The set of rotations in $\mathbb{R}^{3}$ with the operation of composition is a group known as $SO(3)$. $S^{3}$ with the operation of quaternion multiplication is also a group. Verify that $S^{3}/\{-1,1\} \approxeq SO(3)$
What is the meaning of the quotient topology on $\{-1,1\}$? I know what is $S^{3}$ but not $S^{3}/\{-1,1\}$.
How do verify?
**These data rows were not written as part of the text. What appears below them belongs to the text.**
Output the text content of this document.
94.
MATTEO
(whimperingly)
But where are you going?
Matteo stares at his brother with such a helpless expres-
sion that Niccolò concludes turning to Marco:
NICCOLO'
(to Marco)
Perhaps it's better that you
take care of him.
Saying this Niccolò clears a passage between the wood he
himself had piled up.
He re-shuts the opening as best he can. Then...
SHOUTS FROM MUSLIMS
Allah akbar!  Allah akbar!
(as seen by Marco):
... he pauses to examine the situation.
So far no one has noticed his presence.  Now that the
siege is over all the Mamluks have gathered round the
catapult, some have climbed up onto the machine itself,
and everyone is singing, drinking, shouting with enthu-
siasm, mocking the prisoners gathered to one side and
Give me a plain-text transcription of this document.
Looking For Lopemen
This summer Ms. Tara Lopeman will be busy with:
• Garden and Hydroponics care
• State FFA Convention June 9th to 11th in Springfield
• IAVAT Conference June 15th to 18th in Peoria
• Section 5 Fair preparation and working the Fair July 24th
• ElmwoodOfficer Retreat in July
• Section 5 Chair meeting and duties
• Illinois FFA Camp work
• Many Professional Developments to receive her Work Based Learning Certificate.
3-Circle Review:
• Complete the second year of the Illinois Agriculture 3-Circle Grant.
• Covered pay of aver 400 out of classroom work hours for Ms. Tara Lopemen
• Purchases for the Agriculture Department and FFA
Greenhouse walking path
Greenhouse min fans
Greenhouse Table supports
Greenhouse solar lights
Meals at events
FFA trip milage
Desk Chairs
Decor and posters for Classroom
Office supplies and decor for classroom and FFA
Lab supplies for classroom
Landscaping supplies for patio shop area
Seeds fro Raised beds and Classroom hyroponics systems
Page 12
I am supposed to find a homeomorphism right?
The set $S^3/\{\pm1\}$ is the set $\{\pm v\,|\,v\in S^3\}$. Let $\pi\colon S^3\longrightarrow S^3/\{\pm1\}$ be the map defined by $\pi(v)=\pm v$. Then a set $A\subset S^3/\{\pm1\}$ is open if and only if $\pi^{-1}(A)$ is an open subset of $S^3$. In other words, the topology of $S^3/\{\pm1\}$ is the final topology with respect to $\pi$.
If $q\in S^3$ and if $v\in\mathbb H$ is of the type $ai+bj+ck$ (that is, $v$ is purely quaternionic), then $q^{-1}.v.q$ is also of the same type. Besides $\|v\|=\bigl\|q^{-1}.v.q\bigr\|$. This defines a map from $S^3$ into $SO(3)$, which happens to be a group homomorphim.